Higher criticism is a school of thought which attributed the simularity of many stories in the Old Testament, especially in the Books Of Moses, to a redactor combining several traditions into book. In other words, according to higher criticism the repetition is a result of an editor having the same material twice and he did not want to through either out so he used both. There is a lot made over which name of God is used, Elohim or Yahweh, as a way of deviding up the texts. When I first heard the theory I was disturbed that there was an attitude that the scripture was not the Word Of God.

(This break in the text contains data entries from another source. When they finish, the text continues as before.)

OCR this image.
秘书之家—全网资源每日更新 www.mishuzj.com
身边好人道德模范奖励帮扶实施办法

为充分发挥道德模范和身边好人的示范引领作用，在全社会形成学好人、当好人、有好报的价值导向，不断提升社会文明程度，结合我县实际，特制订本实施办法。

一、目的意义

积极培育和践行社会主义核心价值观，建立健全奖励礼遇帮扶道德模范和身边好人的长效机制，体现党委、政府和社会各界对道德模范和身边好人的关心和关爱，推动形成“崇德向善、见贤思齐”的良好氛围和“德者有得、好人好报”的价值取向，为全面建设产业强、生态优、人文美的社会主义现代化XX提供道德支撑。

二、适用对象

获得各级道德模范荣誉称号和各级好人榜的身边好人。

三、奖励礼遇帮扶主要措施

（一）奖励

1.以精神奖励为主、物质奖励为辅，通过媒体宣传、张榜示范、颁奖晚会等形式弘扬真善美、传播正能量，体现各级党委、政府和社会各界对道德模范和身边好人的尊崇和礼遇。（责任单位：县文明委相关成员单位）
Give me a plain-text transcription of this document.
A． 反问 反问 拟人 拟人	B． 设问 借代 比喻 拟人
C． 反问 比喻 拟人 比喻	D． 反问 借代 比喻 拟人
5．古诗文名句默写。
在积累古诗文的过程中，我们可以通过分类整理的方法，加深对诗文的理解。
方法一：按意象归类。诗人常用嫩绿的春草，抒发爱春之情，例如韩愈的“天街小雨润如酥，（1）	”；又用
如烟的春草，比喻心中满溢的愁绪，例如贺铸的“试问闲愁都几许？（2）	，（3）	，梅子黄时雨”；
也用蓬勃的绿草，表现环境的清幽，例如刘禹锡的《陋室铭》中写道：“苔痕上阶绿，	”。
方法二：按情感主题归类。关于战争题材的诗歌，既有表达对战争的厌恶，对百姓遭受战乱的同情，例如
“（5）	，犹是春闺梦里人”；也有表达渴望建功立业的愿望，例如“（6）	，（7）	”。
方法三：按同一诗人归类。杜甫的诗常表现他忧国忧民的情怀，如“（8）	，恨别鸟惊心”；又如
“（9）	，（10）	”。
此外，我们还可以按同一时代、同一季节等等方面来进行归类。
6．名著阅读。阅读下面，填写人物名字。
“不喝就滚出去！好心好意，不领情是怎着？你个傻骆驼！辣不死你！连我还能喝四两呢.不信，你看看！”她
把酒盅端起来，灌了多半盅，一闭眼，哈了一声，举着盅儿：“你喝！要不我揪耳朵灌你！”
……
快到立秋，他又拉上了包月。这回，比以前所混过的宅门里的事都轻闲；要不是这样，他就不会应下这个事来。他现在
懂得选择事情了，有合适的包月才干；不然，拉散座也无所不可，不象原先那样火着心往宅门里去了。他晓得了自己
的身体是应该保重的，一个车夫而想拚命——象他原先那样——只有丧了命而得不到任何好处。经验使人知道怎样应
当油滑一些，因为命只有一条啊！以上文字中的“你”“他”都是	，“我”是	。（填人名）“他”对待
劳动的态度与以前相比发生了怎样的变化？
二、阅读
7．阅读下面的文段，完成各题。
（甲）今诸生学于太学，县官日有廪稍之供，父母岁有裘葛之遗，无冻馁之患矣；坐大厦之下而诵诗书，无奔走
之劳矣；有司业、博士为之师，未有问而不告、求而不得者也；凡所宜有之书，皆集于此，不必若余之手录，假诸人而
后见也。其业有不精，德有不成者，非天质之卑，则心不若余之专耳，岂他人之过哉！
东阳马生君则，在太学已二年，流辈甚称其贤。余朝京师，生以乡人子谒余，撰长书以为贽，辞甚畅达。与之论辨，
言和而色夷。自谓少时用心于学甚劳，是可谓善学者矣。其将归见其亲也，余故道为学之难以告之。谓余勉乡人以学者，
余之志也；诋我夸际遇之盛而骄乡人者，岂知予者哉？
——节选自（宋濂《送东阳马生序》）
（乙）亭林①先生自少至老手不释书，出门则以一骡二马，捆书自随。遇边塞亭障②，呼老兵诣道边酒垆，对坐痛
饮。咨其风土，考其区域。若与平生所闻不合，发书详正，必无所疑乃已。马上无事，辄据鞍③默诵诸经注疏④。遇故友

There seems to have developed a consensous among conservative scholars that results of the higher criticism are so varied that shows the theory as bankrupt. While this is true, David Dorsey in his book
The Literary Structure of the Old Testament: A Commentary on Genesis-Malachi
shows how the repetition is not a mistake, but a feature. This understanding of the Old Testament text is probably the strongest arguement against the higher critical school of thought. For instance the two stories of Abraham telling someone Sarah is his sister is repeated, not because a redactor (editor) did not know what to do with the story but because the author wanted to emphasize a point. (Abraham is not earning God's favor through his righteous life but he is weak and given God's grace freely.) Often the story of Judah's sexual sin with Tamar is seen as a strange story, but Dorsey rightly points it out as a study of contrast of Joseph and his fleeing sexual sin. Judah does wrong and is blessed; Joseph does right and is thrown in prison. It is a repetition which explains.